Biopsychosocial Model (BPSM)
When I was in graduate school the entire focus of the curriculum was predicated on the BPSM. My first thought was that it is some form of psycho-babble which sounds good but I suspected that it was bereft of meaning. I could not have been more mistaken. Now it would be impossible for me to do therapy without using the BPSM. What changed? I did.
I have learned that the BPSM is a structured way of assessing a client as a "whole" person. Again, I initially thought that this is just more of the same-a nice sounding phrase with no substance. Wrong again. When applying the BPSM we start at the beginning of a person's life. We assess a person in his/her environment including family relationships, living conditions, ethnicity, race, religion, education, hobbies, occupation, etc. When a client comes to therapy, I see a person who may have a problem or problems, but I don't conceptualize the client in terms of deficits or problems facing them. For example, if a client sees me in therapy for depression, I don't see a depressed person as much as a person who is suffering from depression but is not defined by that mental state. My first comment in therapy, "Please tell me about yourself (name). Invariably, the response is, "what do you mean?" or "what do you want to know? My answer is "please start at the beginning, like where you went to school, where were you born, who is in your family, etc? I want to know the client's biographical history. In order to do therapy, context is critically important.

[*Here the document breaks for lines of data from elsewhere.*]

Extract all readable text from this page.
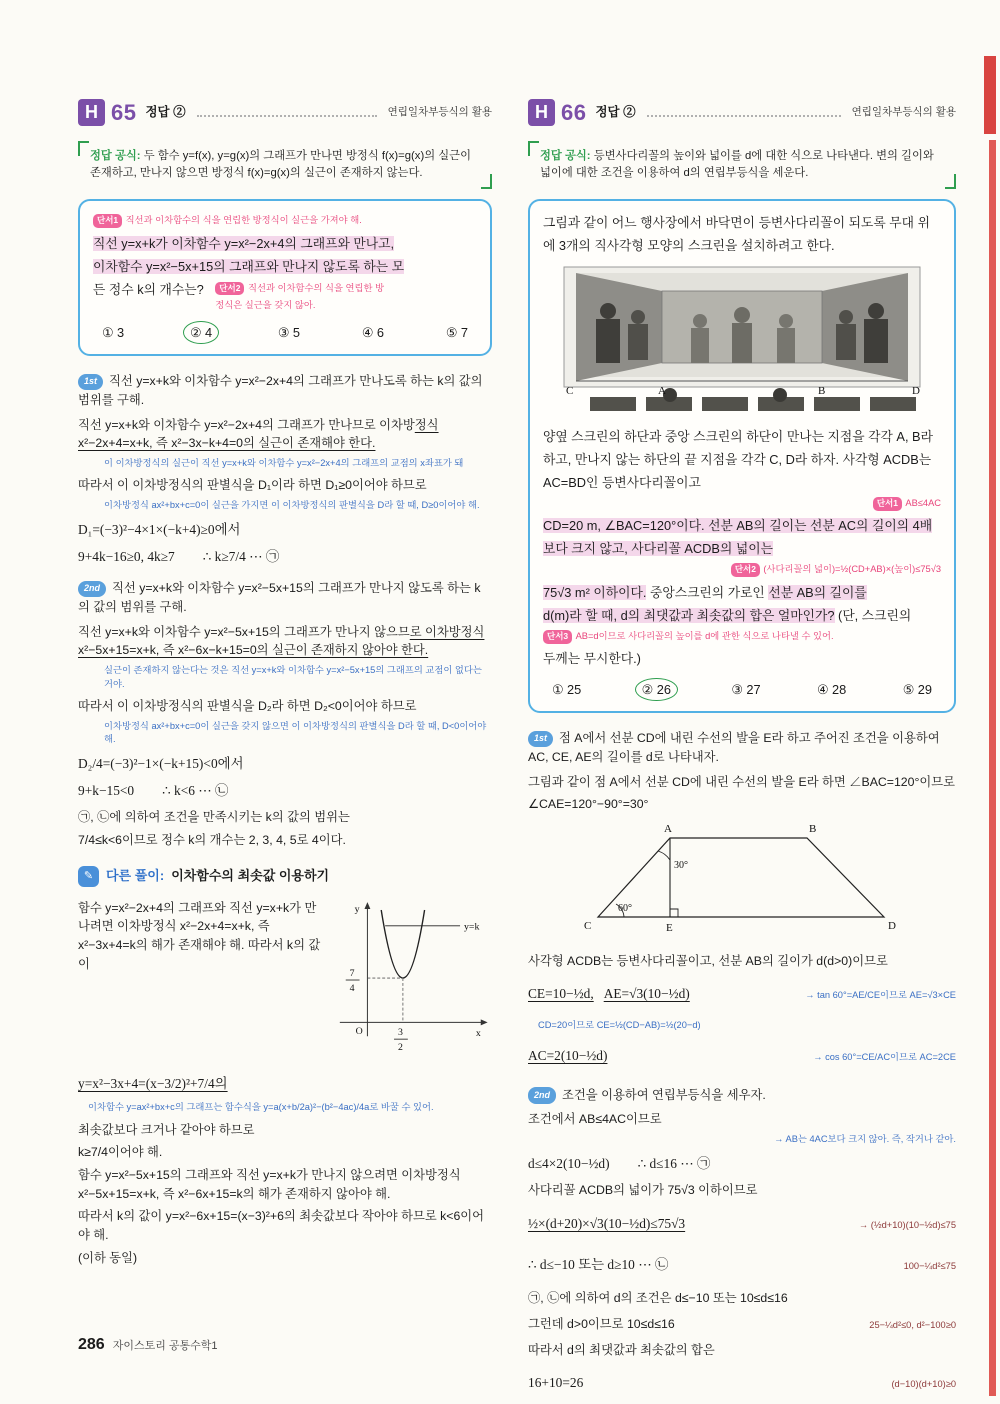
H 65 정답 ②	연립일차부등식의 활용
정답 공식: 두 함수 y=f(x), y=g(x)의 그래프가 만나면 방정식 f(x)=g(x)의 실근이 존재하고, 만나지 않으면 방정식 f(x)=g(x)의 실근이 존재하지 않는다.
단서1 직선과 이차함수의 식을 연립한 방정식이 실근을 가져야 해.
직선 y=x+k가 이차함수 y=x²−2x+4의 그래프와 만나고,
이차함수 y=x²−5x+15의 그래프와 만나지 않도록 하는 모
든 정수 k의 개수는? 단서2 직선과 이차함수의 식을 연립한 방정식은 실근을 갖지 않아.
① 3	② 4	③ 5	④ 6	⑤ 7
1st 직선 y=x+k와 이차함수 y=x²−2x+4의 그래프가 만나도록 하는 k의 값의 범위를 구해.
직선 y=x+k와 이차함수 y=x²−2x+4의 그래프가 만나므로 이차방정식 x²−2x+4=x+k, 즉 x²−3x−k+4=0의 실근이 존재해야 한다.
이 이차방정식의 실근이 직선 y=x+k와 이차함수 y=x²−2x+4의 그래프의 교점의 x좌표가 돼
따라서 이 이차방정식의 판별식을 D₁이라 하면 D₁≥0이어야 하므로
이차방정식 ax²+bx+c=0이 실근을 가지면 이 이차방정식의 판별식을 D라 할 때, D≥0이어야 해.
D₁=(−3)²−4×1×(−k+4)≥0에서
9+4k−16≥0, 4k≥7 ∴ k≥7/4 ⋯ ㉠
2nd 직선 y=x+k와 이차함수 y=x²−5x+15의 그래프가 만나지 않도록 하는 k의 값의 범위를 구해.
직선 y=x+k와 이차함수 y=x²−5x+15의 그래프가 만나지 않으므로 이차방정식 x²−5x+15=x+k, 즉 x²−6x−k+15=0의 실근이 존재하지 않아야 한다.
실근이 존재하지 않는다는 것은 직선 y=x+k와 이차함수 y=x²−5x+15의 그래프의 교점이 없다는 거야.
따라서 이 이차방정식의 판별식을 D₂라 하면 D₂<0이어야 하므로
이차방정식 ax²+bx+c=0이 실근을 갖지 않으면 이 이차방정식의 판별식을 D라 할 때, D<0이어야 해.
D₂/4=(−3)²−1×(−k+15)<0에서
9+k−15<0 ∴ k<6 ⋯ ㉡
㉠, ㉡에 의하여 조건을 만족시키는 k의 값의 범위는
7/4≤k<6이므로 정수 k의 개수는 2, 3, 4, 5로 4이다.
✎ 다른 풀이: 이차함수의 최솟값 이용하기
함수 y=x²−2x+4의 그래프와 직선 y=x+k가 만나려면 이차방정식 x²−2x+4=x+k, 즉 x²−3x+4=k의 해가 존재해야 해. 따라서 k의 값이
y
x
O
y=k
7
4
3
2
y=x²−3x+4=(x−3/2)²+7/4의
이차함수 y=ax²+bx+c의 그래프는 함수식을 y=a(x+b/2a)²−(b²−4ac)/4a로 바꿀 수 있어.
최솟값보다 크거나 같아야 하므로
k≥7/4이어야 해.
함수 y=x²−5x+15의 그래프와 직선 y=x+k가 만나지 않으려면 이차방정식 x²−5x+15=x+k, 즉 x²−6x+15=k의 해가 존재하지 않아야 해.
따라서 k의 값이 y=x²−6x+15=(x−3)²+6의 최솟값보다 작아야 하므로 k<6이어야 해.
(이하 동일)
H 66 정답 ②	연립일차부등식의 활용
정답 공식: 등변사다리꼴의 높이와 넓이를 d에 대한 식으로 나타낸다. 변의 길이와 넓이에 대한 조건을 이용하여 d의 연립부등식을 세운다.
그림과 같이 어느 행사장에서 바닥면이 등변사다리꼴이 되도록 무대 위에 3개의 직사각형 모양의 스크린을 설치하려고 한다.
C	A	B	D
양옆 스크린의 하단과 중앙 스크린의 하단이 만나는 지점을 각각 A, B라 하고, 만나지 않는 하단의 끝 지점을 각각 C, D라 하자. 사각형 ACDB는 AC=BD인 등변사다리꼴이고
단서1 AB≤4AC
CD=20 m, ∠BAC=120°이다. 선분 AB의 길이는 선분 AC의 길이의 4배보다 크지 않고, 사다리꼴 ACDB의 넓이는
단서2 (사다리꼴의 넓이)=½(CD+AB)×(높이)≤75√3
75√3 m² 이하이다. 중앙스크린의 가로인 선분 AB의 길이를
d(m)라 할 때, d의 최댓값과 최솟값의 합은 얼마인가? (단, 스크린의
단서3 AB=d이므로 사다리꼴의 높이를 d에 관한 식으로 나타낼 수 있어.
두께는 무시한다.)
① 25	② 26	③ 27	④ 28	⑤ 29
1st 점 A에서 선분 CD에 내린 수선의 발을 E라 하고 주어진 조건을 이용하여 AC, CE, AE의 길이를 d로 나타내자.
그림과 같이 점 A에서 선분 CD에 내린 수선의 발을 E라 하면 ∠BAC=120°이므로
∠CAE=120°−90°=30°
30°
60°
A	B
C	E	D
사각형 ACDB는 등변사다리꼴이고, 선분 AB의 길이가 d(d>0)이므로
CE=10−½d, AE=√3(10−½d)	→ tan 60°=AE/CE이므로 AE=√3×CE
CD=20이므로 CE=½(CD−AB)=½(20−d)
AC=2(10−½d)	→ cos 60°=CE/AC이므로 AC=2CE
2nd 조건을 이용하여 연립부등식을 세우자.
조건에서 AB≤4AC이므로
→ AB는 4AC보다 크지 않아. 즉, 작거나 같아.
d≤4×2(10−½d) ∴ d≤16 ⋯ ㉠
사다리꼴 ACDB의 넓이가 75√3 이하이므로
½×(d+20)×√3(10−½d)≤75√3	→ (½d+10)(10−½d)≤75
∴ d≤−10 또는 d≥10 ⋯ ㉡	100−¼d²≤75
㉠, ㉡에 의하여 d의 조건은 d≤−10 또는 10≤d≤16
그런데 d>0이므로 10≤d≤16	25−¼d²≤0, d²−100≥0
따라서 d의 최댓값과 최솟값의 합은
16+10=26	(d−10)(d+10)≥0
286 자이스토리 공통수학1
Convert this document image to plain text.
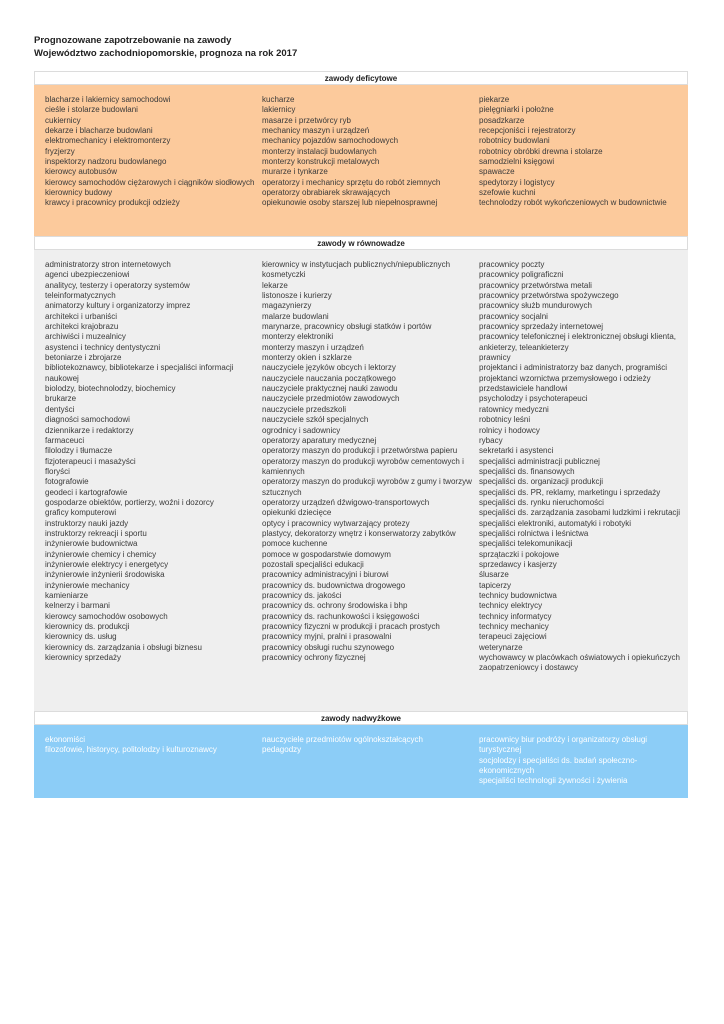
Prognozowane zapotrzebowanie na zawody
Województwo zachodniopomorskie, prognoza na rok 2017
zawody deficytowe
blacharze i lakiernicy samochodowi
cieśle i stolarze budowlani
cukiernicy
dekarze i blacharze budowlani
elektromechanicy i elektromonterzy
fryzjerzy
inspektorzy nadzoru budowlanego
kierowcy autobusów
kierowcy samochodów ciężarowych i ciągników siodłowych
kierownicy budowy
krawcy i pracownicy produkcji odzieży
kucharze
lakiernicy
masarze i przetwórcy ryb
mechanicy maszyn i urządzeń
mechanicy pojazdów samochodowych
monterzy instalacji budowlanych
monterzy konstrukcji metalowych
murarze i tynkarze
operatorzy i mechanicy sprzętu do robót ziemnych
operatorzy obrabiarek skrawających
opiekunowie osoby starszej lub niepełnosprawnej
piekarze
pielęgniarki i położne
posadzkarze
recepcjoniści i rejestratorzy
robotnicy budowlani
robotnicy obróbki drewna i stolarze
samodzielni księgowi
spawacze
spedytorzy i logistycy
szefowie kuchni
technolodzy robót wykończeniowych w budownictwie
zawody w równowadze
administratorzy stron internetowych
agenci ubezpieczeniowi
analitycy, testerzy i operatorzy systemów teleinformatycznych
animatorzy kultury i organizatorzy imprez
architekci i urbaniści
architekci krajobrazu
archiwiści i muzealnicy
asystenci i technicy dentystyczni
betoniarze i zbrojarze
bibliotekoznawcy, bibliotekarze i specjaliści informacji naukowej
biolodzy, biotechnolodzy, biochemicy
brukarze
dentyści
diagności samochodowi
dziennikarze i redaktorzy
farmaceuci
filolodzy i tłumacze
fizjoterapeuci i masażyści
floryści
fotografowie
geodeci i kartografowie
gospodarze obiektów, portierzy, woźni i dozorcy
graficy komputerowi
instruktorzy nauki jazdy
instruktorzy rekreacji i sportu
inżynierowie budownictwa
inżynierowie chemicy i chemicy
inżynierowie elektrycy i energetycy
inżynierowie inżynierii środowiska
inżynierowie mechanicy
kamieniarze
kelnerzy i barmani
kierowcy samochodów osobowych
kierownicy ds. produkcji
kierownicy ds. usług
kierownicy ds. zarządzania i obsługi biznesu
kierownicy sprzedaży
kierownicy w instytucjach publicznych/niepublicznych
kosmetyczki
lekarze
listonosze i kurierzy
magazynierzy
malarze budowlani
marynarze, pracownicy obsługi statków i portów
monterzy elektroniki
monterzy maszyn i urządzeń
monterzy okien i szklarze
nauczyciele języków obcych i lektorzy
nauczyciele nauczania początkowego
nauczyciele praktycznej nauki zawodu
nauczyciele przedmiotów zawodowych
nauczyciele przedszkoli
nauczyciele szkół specjalnych
ogrodnicy i sadownicy
operatorzy aparatury medycznej
operatorzy maszyn do produkcji i przetwórstwa papieru
operatorzy maszyn do produkcji wyrobów cementowych i kamiennych
operatorzy maszyn do produkcji wyrobów z gumy i tworzyw sztucznych
operatorzy urządzeń dźwigowo-transportowych
opiekunki dziecięce
optycy i pracownicy wytwarzający protezy
plastycy, dekoratorzy wnętrz i konserwatorzy zabytków
pomoce kuchenne
pomoce w gospodarstwie domowym
pozostali specjaliści edukacji
pracownicy administracyjni i biurowi
pracownicy ds. budownictwa drogowego
pracownicy ds. jakości
pracownicy ds. ochrony środowiska i bhp
pracownicy ds. rachunkowości i księgowości
pracownicy fizyczni w produkcji i pracach prostych
pracownicy myjni, pralni i prasowalni
pracownicy obsługi ruchu szynowego
pracownicy ochrony fizycznej
pracownicy poczty
pracownicy poligraficzni
pracownicy przetwórstwa metali
pracownicy przetwórstwa spożywczego
pracownicy służb mundurowych
pracownicy socjalni
pracownicy sprzedaży internetowej
pracownicy telefonicznej i elektronicznej obsługi klienta, ankieterzy, teleankieterzy
prawnicy
projektanci i administratorzy baz danych, programiści
projektanci wzornictwa przemysłowego i odzieży
przedstawiciele handlowi
psycholodzy i psychoterapeuci
ratownicy medyczni
robotnicy leśni
rolnicy i hodowcy
rybacy
sekretarki i asystenci
specjaliści administracji publicznej
specjaliści ds. finansowych
specjaliści ds. organizacji produkcji
specjaliści ds. PR, reklamy, marketingu i sprzedaży
specjaliści ds. rynku nieruchomości
specjaliści ds. zarządzania zasobami ludzkimi i rekrutacji
specjaliści elektroniki, automatyki i robotyki
specjaliści rolnictwa i leśnictwa
specjaliści telekomunikacji
sprzątaczki i pokojowe
sprzedawcy i kasjerzy
ślusarze
tapicerzy
technicy budownictwa
technicy elektrycy
technicy informatycy
technicy mechanicy
terapeuci zajęciowi
weterynarze
wychowawcy w placówkach oświatowych i opiekuńczych
zaopatrzeniowcy i dostawcy
zawody nadwyżkowe
ekonomiści
filozofowie, historycy, politolodzy i kulturoznawcy
nauczyciele przedmiotów ogólnokształcących
pedagodzy
pracownicy biur podróży i organizatorzy obsługi turystycznej
socjolodzy i specjaliści ds. badań społeczno-ekonomicznych
specjaliści technologii żywności i żywienia
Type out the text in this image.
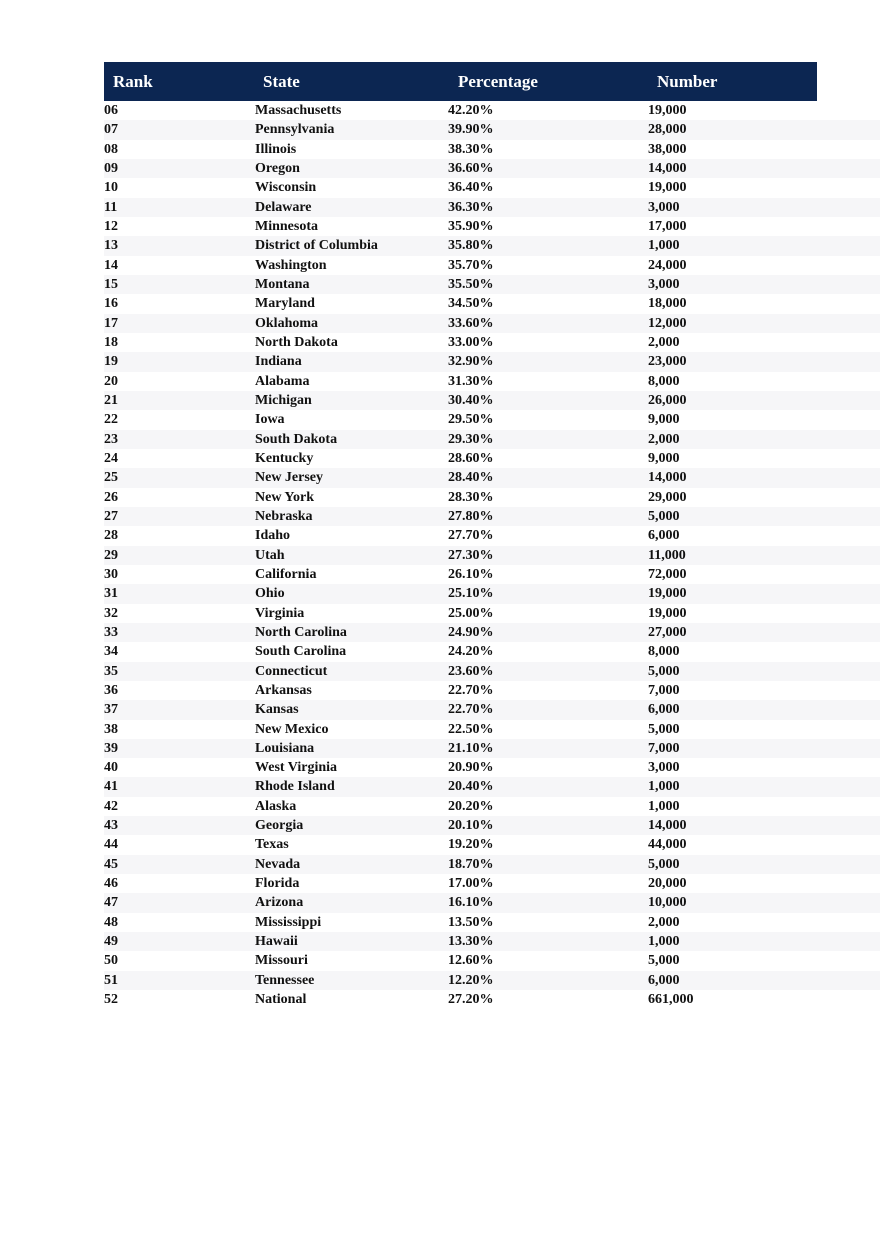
Rank	State	Percentage	Number
06	Massachusetts	42.20%	19,000
07	Pennsylvania	39.90%	28,000
08	Illinois	38.30%	38,000
09	Oregon	36.60%	14,000
10	Wisconsin	36.40%	19,000
11	Delaware	36.30%	3,000
12	Minnesota	35.90%	17,000
13	District of Columbia	35.80%	1,000
14	Washington	35.70%	24,000
15	Montana	35.50%	3,000
16	Maryland	34.50%	18,000
17	Oklahoma	33.60%	12,000
18	North Dakota	33.00%	2,000
19	Indiana	32.90%	23,000
20	Alabama	31.30%	8,000
21	Michigan	30.40%	26,000
22	Iowa	29.50%	9,000
23	South Dakota	29.30%	2,000
24	Kentucky	28.60%	9,000
25	New Jersey	28.40%	14,000
26	New York	28.30%	29,000
27	Nebraska	27.80%	5,000
28	Idaho	27.70%	6,000
29	Utah	27.30%	11,000
30	California	26.10%	72,000
31	Ohio	25.10%	19,000
32	Virginia	25.00%	19,000
33	North Carolina	24.90%	27,000
34	South Carolina	24.20%	8,000
35	Connecticut	23.60%	5,000
36	Arkansas	22.70%	7,000
37	Kansas	22.70%	6,000
38	New Mexico	22.50%	5,000
39	Louisiana	21.10%	7,000
40	West Virginia	20.90%	3,000
41	Rhode Island	20.40%	1,000
42	Alaska	20.20%	1,000
43	Georgia	20.10%	14,000
44	Texas	19.20%	44,000
45	Nevada	18.70%	5,000
46	Florida	17.00%	20,000
47	Arizona	16.10%	10,000
48	Mississippi	13.50%	2,000
49	Hawaii	13.30%	1,000
50	Missouri	12.60%	5,000
51	Tennessee	12.20%	6,000
52	National	27.20%	661,000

The psycho part involves delving into why the client is seeking therapy. If it is depression, I will do a clinical assessment and try to learn as much as I possibly can about the circumstances and causes for depression. I want to know when it began, how it began, why it began and all details about medications and prior attempts to deal with depression. There is a narrative to be told and I want to hear the whole story. Say for example I am seeing a 45 year old client. Obviously, this client is in midlife. I use the analogy of, in the book of life, it is likely that the person is in chapter 5 of what may turn out to be a10 chapter book. When I read a book, I don't start reading it in chapter 5. I start at chapter 1 and read every page. Yes, I want to know what is currently happening in a person's life which brings him/her to therapy, but I need context to understand. Whatever is happening in chapter 5 is based on chapters 1-4. Then chapter 5 makes a lot more sense and I can conceptualize the "whole" person.
The social part of BPSM is trying to understand how the client interacts with his/her environment and with other people. Is the person reclusive? Is he/she nervous to meet people? How does the client gain his/her energy? Is he/she introverted? Extroverted? Suspicious of others? Untrusting? etc. It is all relevant. The BPSM is entirely dedicated to making an assessment of the "whole" person. All to often, I have seen inexperienced therapists not taking the time and effort to do a thorough BPSM, eager to jump in and "solve" the presenting problem the client has. The problem or problems become apparent when considered through the lens of having knowledge of all the chapters of a person's life which led up to the current chapter being written.
As an inexperienced therapist, I often made the mistake of going to "problem solving" much too early in treatment. I learned that there is no substitute and no short-cut for providing high quality mental health treatment. Granted, BPSM requires several sessions, BPSM is, in my opinion, the most effective intervention for completing a thorough Diagnostic Assessment.